The researchers regret that Telenet paid insufficient attention to security when developing the .comdom app. The provider released its .comdom app at the end of November to protect the mutual sending of spicy photos. The app puts a watermark with the recipient’s information such as name and phone number over the image and makes the sender’s face unrecognizable. “This filter cannot be removed even by the experienced Photoshop user – or at least not without making the nude photo unrecognizable,” Telenet wrote about its app. The app should prevent recipients from further spreading the spicy photos, because they can be traced back to them.

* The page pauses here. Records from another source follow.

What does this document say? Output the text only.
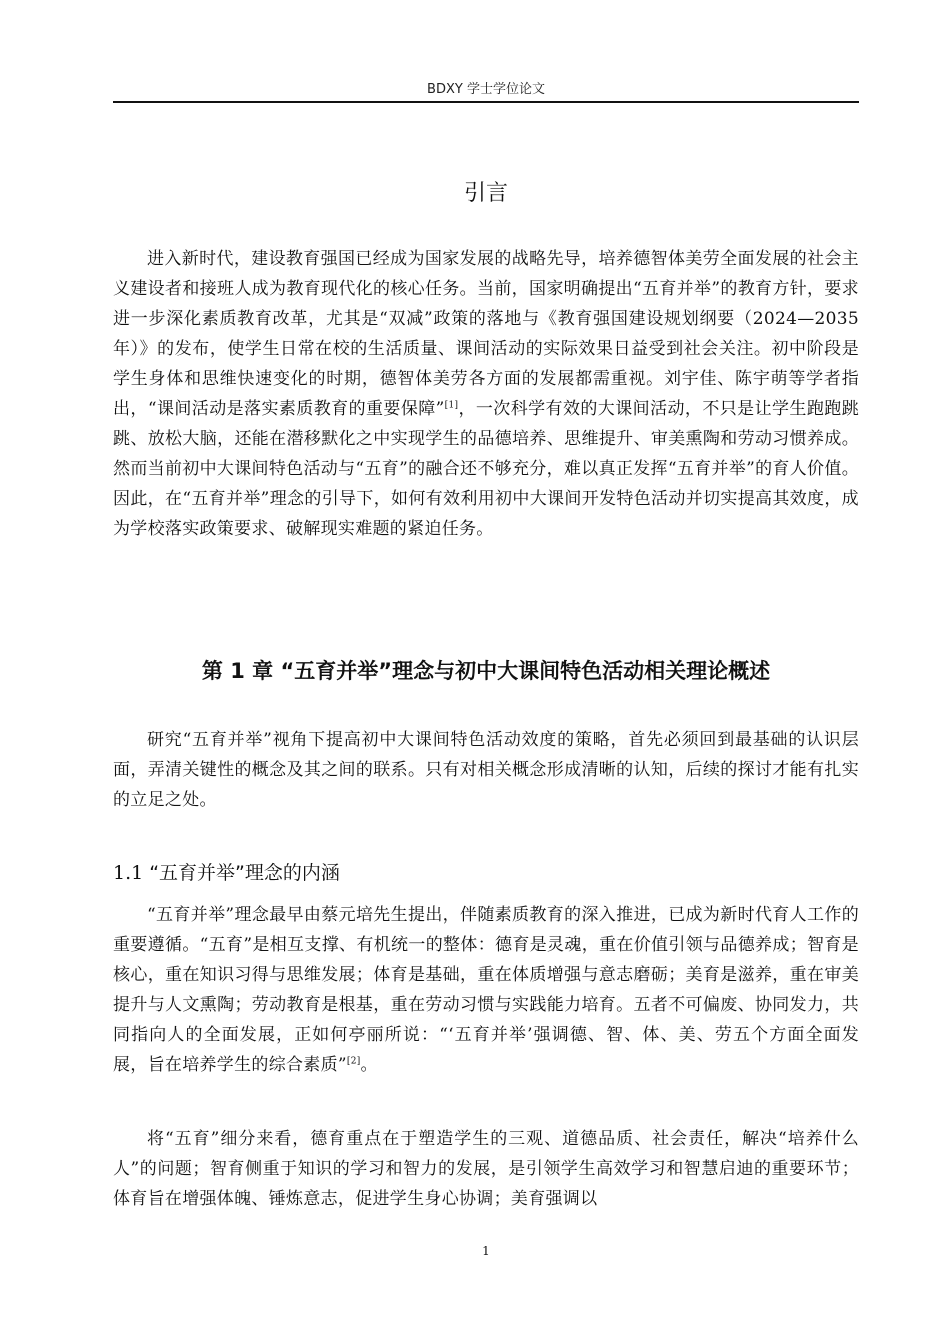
BDXY 学士学位论文
引言

进入新时代，建设教育强国已经成为国家发展的战略先导，培养德智体美劳全面发展的社会主义建设者和接班人成为教育现代化的核心任务。当前，国家明确提出“五育并举”的教育方针，要求进一步深化素质教育改革，尤其是“双减”政策的落地与《教育强国建设规划纲要（2024—2035年）》的发布，使学生日常在校的生活质量、课间活动的实际效果日益受到社会关注。初中阶段是学生身体和思维快速变化的时期，德智体美劳各方面的发展都需重视。刘宇佳、陈宇萌等学者指出，“课间活动是落实素质教育的重要保障”[1]，一次科学有效的大课间活动，不只是让学生跑跑跳跳、放松大脑，还能在潜移默化之中实现学生的品德培养、思维提升、审美熏陶和劳动习惯养成。然而当前初中大课间特色活动与“五育”的融合还不够充分，难以真正发挥“五育并举”的育人价值。因此，在“五育并举”理念的引导下，如何有效利用初中大课间开发特色活动并切实提高其效度，成为学校落实政策要求、破解现实难题的紧迫任务。

第 1 章 “五育并举”理念与初中大课间特色活动相关理论概述

研究“五育并举”视角下提高初中大课间特色活动效度的策略，首先必须回到最基础的认识层面，弄清关键性的概念及其之间的联系。只有对相关概念形成清晰的认知，后续的探讨才能有扎实的立足之处。

1.1 “五育并举”理念的内涵

“五育并举”理念最早由蔡元培先生提出，伴随素质教育的深入推进，已成为新时代育人工作的重要遵循。“五育”是相互支撑、有机统一的整体：德育是灵魂，重在价值引领与品德养成；智育是核心，重在知识习得与思维发展；体育是基础，重在体质增强与意志磨砺；美育是滋养，重在审美提升与人文熏陶；劳动教育是根基，重在劳动习惯与实践能力培育。五者不可偏废、协同发力，共同指向人的全面发展，正如何亭丽所说：“‘五育并举’强调德、智、体、美、劳五个方面全面发展，旨在培养学生的综合素质”[2]。

将“五育”细分来看，德育重点在于塑造学生的三观、道德品质、社会责任，解决“培养什么人”的问题；智育侧重于知识的学习和智力的发展，是引领学生高效学习和智慧启迪的重要环节；体育旨在增强体魄、锤炼意志，促进学生身心协调；美育强调以

1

However, researchers Martijn Courteaux and Hannes Mareen of the IDLab-Media research team at UGent managed to automatically undo the watermarks in a short time. According to the creators, their software can “nearly reconstruct” the original photo, removing the recipient’s data. The researchers did this by finding out exactly how the watermark is built up by the app, and by providing thousands of photos with such a watermark themselves. They then trained a neural network on that collection of photos and the original variants. The trained algorithm was then able to recognize watermarks and construct a photo as it would have been the original.

According to the researchers, the properties of the watermarks were too simple and the power of AI algorithms was not taken into account during development. They also note that the detection of the app to make faces unrecognizable does not always work well and also does not function with multiple faces.